Steam is an effective means of sterilization of a bottling line. Taking advantage of the latent heat of vaporization, steam, because it is a gas, distributes heat everywhere in the line. As steam contacts the colder surfaces, it condenses and gives up its heat. When sufficient heat is delivered, sterilization is accomplished. In addition to the efficiency in delivering heat compared to hot water, steam can effectively deliver heat into nooks and crannies where it is difficult to get liquid water to go, ozonated or not. Most in-line filters also are rated for steam sterilization. (Check with the supplier.) As a result, the entire bottling line from filter to filler spout can be sterilized with steam, according to ARS/Pressure Washer Co., Calistoga, Calif.
When sterilizing a bottling line, especially with in-line filters, it is important to lower the steam generator's output pressure to not more than 25 psi. ARS/Pressure Washer recommends that a U.S. Federal Drug Administration- and NSP-approved steam hose rated at 100 psi and 300°F (149°C) be used with suitable fittings to attach one end to the steam generator and the other to the sanitary input of the filter housing or bottling line. All filler spouts should be open. It is also recommended by ARS/Pressure Washer that the steam output valve be opened part way until it is evident from dripping condensate that steam has passed through the filters. Once flow has been established, the valve can be opened all the way, which increases the flow keeps the pressure at a level never higher than 25 psi.

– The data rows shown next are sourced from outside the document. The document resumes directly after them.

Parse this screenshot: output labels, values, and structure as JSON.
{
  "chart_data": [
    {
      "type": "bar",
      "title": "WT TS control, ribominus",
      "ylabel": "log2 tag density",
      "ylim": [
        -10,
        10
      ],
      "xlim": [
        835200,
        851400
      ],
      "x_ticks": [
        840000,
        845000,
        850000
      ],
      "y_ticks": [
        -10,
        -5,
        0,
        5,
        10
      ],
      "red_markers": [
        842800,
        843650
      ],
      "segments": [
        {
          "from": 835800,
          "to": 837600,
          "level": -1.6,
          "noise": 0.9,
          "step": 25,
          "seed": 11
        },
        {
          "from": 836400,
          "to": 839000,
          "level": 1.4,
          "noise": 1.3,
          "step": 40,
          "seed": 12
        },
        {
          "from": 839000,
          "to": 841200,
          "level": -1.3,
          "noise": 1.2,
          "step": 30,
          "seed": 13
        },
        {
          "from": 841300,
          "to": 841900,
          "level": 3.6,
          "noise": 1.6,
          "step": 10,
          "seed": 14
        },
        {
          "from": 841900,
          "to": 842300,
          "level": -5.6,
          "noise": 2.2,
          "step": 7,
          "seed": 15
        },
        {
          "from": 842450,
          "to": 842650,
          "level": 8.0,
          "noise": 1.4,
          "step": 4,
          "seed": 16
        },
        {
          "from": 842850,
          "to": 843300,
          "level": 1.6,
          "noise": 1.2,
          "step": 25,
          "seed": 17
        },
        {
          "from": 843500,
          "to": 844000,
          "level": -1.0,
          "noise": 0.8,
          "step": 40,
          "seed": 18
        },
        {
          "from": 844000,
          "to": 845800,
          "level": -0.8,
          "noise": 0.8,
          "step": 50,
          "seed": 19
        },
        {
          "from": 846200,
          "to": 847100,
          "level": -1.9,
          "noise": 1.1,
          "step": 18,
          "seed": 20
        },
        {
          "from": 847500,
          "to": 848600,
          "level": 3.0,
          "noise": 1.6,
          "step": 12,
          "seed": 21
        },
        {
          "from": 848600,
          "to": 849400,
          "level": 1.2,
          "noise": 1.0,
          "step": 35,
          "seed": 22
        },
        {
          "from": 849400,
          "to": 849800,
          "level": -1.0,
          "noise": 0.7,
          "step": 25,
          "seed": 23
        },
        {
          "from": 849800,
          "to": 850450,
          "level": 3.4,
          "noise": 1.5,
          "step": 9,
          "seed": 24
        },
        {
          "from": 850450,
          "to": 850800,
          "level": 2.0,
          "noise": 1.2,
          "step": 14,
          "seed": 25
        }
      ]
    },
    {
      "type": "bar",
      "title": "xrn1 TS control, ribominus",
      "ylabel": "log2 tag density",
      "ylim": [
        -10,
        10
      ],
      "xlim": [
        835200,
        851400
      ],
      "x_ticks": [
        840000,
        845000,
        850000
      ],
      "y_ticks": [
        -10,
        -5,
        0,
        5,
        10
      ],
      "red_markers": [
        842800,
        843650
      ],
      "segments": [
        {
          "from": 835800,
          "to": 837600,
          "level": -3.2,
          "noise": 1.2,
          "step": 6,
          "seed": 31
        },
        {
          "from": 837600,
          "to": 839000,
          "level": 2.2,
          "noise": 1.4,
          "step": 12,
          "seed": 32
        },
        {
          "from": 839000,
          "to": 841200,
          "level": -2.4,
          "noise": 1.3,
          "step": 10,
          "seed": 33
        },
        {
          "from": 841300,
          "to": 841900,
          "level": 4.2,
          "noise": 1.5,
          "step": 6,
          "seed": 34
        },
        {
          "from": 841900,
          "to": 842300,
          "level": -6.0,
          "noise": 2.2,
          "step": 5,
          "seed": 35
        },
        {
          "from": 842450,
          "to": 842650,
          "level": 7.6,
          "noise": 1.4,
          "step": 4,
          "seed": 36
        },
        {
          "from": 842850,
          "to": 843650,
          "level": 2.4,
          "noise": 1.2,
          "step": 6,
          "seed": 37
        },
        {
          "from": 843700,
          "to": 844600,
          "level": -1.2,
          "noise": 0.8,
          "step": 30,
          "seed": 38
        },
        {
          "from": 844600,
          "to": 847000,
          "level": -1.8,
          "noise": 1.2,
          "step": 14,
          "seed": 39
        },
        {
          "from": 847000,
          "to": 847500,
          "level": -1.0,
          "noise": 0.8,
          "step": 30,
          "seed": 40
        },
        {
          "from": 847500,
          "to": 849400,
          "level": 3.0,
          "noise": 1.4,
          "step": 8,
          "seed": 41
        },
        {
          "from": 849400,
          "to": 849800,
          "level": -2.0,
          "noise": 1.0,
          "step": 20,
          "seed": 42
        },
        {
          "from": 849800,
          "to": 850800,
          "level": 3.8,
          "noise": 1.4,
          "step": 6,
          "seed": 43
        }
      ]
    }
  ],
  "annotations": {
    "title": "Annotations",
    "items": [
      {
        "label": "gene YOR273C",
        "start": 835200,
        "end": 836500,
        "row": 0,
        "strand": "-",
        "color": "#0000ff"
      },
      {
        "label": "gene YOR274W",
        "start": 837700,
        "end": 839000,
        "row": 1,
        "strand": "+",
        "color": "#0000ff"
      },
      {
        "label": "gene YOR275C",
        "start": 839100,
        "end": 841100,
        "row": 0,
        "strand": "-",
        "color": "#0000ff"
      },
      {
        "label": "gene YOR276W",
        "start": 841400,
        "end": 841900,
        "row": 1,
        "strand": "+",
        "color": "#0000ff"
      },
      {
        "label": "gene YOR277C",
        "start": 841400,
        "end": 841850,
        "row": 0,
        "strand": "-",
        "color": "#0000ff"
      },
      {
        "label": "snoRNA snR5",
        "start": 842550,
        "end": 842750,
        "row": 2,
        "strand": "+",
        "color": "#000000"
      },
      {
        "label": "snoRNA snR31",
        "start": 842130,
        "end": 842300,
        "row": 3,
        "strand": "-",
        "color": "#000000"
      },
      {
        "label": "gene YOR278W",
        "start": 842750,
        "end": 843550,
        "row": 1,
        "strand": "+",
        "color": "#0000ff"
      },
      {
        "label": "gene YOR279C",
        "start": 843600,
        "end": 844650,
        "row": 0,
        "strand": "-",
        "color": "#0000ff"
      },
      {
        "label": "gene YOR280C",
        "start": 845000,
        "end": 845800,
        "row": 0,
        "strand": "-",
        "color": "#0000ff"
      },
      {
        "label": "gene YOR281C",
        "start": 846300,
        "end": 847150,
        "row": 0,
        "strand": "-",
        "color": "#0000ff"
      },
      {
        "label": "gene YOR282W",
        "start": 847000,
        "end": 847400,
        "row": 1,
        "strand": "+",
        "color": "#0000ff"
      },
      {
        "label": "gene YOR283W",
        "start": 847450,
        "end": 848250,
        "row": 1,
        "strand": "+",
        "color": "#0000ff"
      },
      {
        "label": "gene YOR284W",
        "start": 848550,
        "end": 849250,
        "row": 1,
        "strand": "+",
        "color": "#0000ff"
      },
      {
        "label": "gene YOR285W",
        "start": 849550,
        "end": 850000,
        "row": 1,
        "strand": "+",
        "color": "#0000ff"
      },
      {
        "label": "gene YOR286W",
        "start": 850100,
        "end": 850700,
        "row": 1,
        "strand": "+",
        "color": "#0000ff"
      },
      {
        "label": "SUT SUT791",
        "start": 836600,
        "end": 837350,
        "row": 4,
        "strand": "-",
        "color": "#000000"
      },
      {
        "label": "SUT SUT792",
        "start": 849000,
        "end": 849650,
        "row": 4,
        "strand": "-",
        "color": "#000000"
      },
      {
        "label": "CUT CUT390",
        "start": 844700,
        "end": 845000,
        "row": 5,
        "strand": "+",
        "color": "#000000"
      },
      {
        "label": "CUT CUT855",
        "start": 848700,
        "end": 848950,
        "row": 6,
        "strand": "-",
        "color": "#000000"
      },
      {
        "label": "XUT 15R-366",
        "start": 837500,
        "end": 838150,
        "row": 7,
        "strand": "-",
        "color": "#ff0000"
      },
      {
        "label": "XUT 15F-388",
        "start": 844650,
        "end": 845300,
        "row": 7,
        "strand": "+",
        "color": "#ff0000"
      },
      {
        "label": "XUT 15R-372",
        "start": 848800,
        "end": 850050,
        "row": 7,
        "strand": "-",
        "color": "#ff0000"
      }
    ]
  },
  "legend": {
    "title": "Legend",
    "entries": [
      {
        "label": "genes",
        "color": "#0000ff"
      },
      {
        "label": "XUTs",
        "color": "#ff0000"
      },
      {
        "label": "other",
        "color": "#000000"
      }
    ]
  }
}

The inside surfaces of the bottling line will gradually heat up and liquid condensate will be pushed out of the filter spouts. When the inside surfaces of the bottling line are at 212°F (100°C), very little condensate and mostly steam will emerge from the spouts. To better ensure sterilization, continue the process continues for at least 15 min after achieving approximately 212°F (100°C). If the bottling line is to be used immediately, cool it down with clean tap water.